What Happens When God Can be Mother Too?

Why God-as-Mother Isn’t a Goddess

Is Mother God a Goddess?

I used to procrastinate thinking through the issue of calling God Mother, just like I put off making a final decision about the nature of homosexuality. I had intellectual questions about both topics, sure, but my hesitation originated in my emotions. I feared being in the wrong. Heretical. Outside of the good people circle who believe the right things, like popular speaker and writer Jen Hatmaker found herself this week.

This article is for you if you are like I was, because sometimes nagging questions keep us tied to a post instead of riding free. Are you afraid that calling God Mother turns God into a Goddess? Do you wonder if I am headed into a different religion altogether?

Asherah Poles Can Stay Down

It is true that such religions existed, in the old Hebrew syncretism, and still in Hinduism, and sometimes in contemporary American forms. But that’s not where I’m at. I am not asking to put up the Asherah poles. I am not worshiping women or a God who is only female. Nor do I worship the earth.

I worship the invisible God (made visible in Christ two thousand years ago), who is without sex or gender.
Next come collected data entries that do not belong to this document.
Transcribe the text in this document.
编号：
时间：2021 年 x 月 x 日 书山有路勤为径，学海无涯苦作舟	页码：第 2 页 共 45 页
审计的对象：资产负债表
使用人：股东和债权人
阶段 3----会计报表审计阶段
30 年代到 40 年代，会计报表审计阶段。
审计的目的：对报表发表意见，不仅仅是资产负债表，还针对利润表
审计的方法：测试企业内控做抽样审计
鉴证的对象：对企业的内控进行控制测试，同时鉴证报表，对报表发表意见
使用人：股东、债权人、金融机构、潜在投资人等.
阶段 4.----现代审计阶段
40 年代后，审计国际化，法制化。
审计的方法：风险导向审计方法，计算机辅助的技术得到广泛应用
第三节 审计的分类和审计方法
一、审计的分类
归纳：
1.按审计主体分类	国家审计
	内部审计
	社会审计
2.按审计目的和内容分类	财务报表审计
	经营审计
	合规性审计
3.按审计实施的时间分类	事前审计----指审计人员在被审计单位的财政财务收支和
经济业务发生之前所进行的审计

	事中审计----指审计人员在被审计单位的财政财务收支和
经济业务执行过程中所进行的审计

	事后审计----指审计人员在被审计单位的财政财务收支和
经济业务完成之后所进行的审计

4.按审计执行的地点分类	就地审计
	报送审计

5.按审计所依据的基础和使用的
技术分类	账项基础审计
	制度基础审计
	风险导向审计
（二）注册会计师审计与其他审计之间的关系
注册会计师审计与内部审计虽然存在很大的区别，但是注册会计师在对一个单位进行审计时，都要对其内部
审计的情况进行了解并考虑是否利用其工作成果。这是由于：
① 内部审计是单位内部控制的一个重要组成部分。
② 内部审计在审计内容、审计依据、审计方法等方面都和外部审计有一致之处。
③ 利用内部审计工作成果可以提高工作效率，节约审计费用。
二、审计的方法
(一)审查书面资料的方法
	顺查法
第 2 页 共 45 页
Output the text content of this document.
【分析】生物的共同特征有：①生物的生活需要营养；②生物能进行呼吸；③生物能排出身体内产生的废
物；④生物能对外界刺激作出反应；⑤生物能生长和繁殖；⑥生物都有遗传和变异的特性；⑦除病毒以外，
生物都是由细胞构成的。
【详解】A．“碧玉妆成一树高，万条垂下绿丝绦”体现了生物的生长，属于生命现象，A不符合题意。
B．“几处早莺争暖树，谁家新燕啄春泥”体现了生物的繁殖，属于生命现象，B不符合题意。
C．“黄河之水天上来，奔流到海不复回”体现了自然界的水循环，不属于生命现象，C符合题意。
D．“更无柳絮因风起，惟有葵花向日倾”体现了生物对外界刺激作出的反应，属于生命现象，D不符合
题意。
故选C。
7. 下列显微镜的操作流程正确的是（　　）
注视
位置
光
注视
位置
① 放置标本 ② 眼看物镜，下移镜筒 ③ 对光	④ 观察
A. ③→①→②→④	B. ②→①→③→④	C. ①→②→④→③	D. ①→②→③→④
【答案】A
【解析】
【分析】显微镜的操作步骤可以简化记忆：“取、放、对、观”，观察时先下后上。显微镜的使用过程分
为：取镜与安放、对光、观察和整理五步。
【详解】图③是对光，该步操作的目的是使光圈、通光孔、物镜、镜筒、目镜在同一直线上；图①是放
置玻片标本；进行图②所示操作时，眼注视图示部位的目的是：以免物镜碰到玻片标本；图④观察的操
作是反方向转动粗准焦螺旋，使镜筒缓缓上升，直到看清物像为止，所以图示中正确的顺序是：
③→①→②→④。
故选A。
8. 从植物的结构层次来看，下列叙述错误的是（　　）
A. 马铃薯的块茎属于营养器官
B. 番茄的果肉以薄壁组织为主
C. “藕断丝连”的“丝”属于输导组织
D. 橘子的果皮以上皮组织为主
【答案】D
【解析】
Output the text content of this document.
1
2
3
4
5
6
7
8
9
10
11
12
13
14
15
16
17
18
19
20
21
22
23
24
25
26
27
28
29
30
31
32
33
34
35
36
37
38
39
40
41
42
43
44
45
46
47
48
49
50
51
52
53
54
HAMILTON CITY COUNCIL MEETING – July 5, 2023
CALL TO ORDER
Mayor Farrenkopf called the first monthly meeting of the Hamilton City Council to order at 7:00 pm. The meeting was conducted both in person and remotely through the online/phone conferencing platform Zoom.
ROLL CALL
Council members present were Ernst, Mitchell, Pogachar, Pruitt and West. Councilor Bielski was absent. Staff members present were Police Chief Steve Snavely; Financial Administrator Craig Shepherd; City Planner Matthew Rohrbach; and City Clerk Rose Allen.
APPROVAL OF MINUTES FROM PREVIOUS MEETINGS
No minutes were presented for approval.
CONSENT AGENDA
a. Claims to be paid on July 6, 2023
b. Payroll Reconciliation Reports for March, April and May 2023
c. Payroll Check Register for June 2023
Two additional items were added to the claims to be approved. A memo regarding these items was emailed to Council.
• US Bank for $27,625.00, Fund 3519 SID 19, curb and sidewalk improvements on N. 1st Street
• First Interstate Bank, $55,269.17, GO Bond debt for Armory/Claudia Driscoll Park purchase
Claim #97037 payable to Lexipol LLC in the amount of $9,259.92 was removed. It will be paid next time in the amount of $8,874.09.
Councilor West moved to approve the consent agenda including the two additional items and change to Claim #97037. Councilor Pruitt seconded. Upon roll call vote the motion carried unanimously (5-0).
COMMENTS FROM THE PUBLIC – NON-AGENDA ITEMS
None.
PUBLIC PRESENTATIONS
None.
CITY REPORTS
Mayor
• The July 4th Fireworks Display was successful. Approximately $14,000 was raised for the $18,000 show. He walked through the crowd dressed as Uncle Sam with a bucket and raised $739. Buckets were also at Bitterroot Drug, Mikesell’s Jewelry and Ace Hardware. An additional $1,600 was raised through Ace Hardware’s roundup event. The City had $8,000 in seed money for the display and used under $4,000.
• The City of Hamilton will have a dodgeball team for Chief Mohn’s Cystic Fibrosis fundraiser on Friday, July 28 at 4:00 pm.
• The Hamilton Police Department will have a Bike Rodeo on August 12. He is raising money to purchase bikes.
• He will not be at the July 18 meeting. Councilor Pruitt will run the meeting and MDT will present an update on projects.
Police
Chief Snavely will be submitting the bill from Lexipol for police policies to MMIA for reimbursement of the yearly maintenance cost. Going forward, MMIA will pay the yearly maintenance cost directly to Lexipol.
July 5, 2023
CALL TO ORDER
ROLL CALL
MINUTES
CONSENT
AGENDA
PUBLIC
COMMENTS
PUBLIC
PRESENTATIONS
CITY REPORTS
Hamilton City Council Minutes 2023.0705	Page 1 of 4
And I mean worship. I’m the kind of believer who prays for healing for her children and pets, who thinks and prays daily about how to look more like Jesus in my thoughts and actions, who cries during worship songs. I care about immigrants, people of other religions and beliefs and ethnicities, and the poor. And yet I am also a sinner saved by grace.

Why Mother God?

Why, then, you ask, do you have to call God Mother, if God is without sex or gender?

Because we have already made God male in our minds. Masculine titles like “Lord” and “King” for God speak repeatedly that God is gendered. So we have the “Man Upstairs” with no female equivalent. Every one knows God is a “He”–the Bible said so, didn’t it, many times!

Back to the Bible

Let’s take a minute to think about exegesis and hermeneutics. In other words, how do we read the Bible well? In this month’s issue of Bible Study Magazine, several authors tackle 7 stumbling blocks to reading the Bible responsibly. One is “neglecting the cultural divide.” In the Middle East in Bible times (and now), men and women typically stood miles apart as far as social standing. So to assign God the least honorable gender would have been disrespectful, unthinkable perhaps.

But if we go back to the fact that God is Spirit, as Jesus told the Samaritan woman in John 4, and not a human male, we can see through this cultural value. Patriarchal cultures, even those from which the Bible came, are not God’s doing, but rather God working with us within humanity’s skewed and broken ways of thinking about each other.

Jesus came in part to un-do those cultural beliefs. He changed the honor/shame cultural dichotomy, where men received public honor and women and children were shrouded in private spheres of shame. He said if you want to be great, become a servant (Matt. 20:26-28). If you want respect, take the most humble seat at the table (Luke 14:7-14). If you want to be spiritual, take your cues from a child (Matt. 18).

That’s why Jesus’ reign is sometimes called “the upside-down kingdom.” Jesus does not have a hierarchy of valuable people, starting with men. His interactions with women revealed this radically, from affirming Mary as a disciple who could sit at Jesus’ feet (Luke 10:38-42), to advocating for the prostitute who anointed him at Simon’s house (see my post on her here).

She Bugs Us

Calling God “She” is uncomfortable, even if we finally understand that it doesn’t turn God into a Goddess. But the awkwardness is a part of the inner deconstruction we have to do. We have built up false images in our mind of the lesser worth of women, and the greater worth of men, and which gender can represent God.

As those false gods get smashed, we are going to feel bereft for a while. Those gender ideas are so familiar! And we all know, deep down, that mothers aren’t powerful like God. Right? (As we blame her for all our problems).

Time to think again, this time endowing women and mothers with all the power and respect they deserve as image bearers (Gen. 1:27). This is not a Goddess religion. This is justice.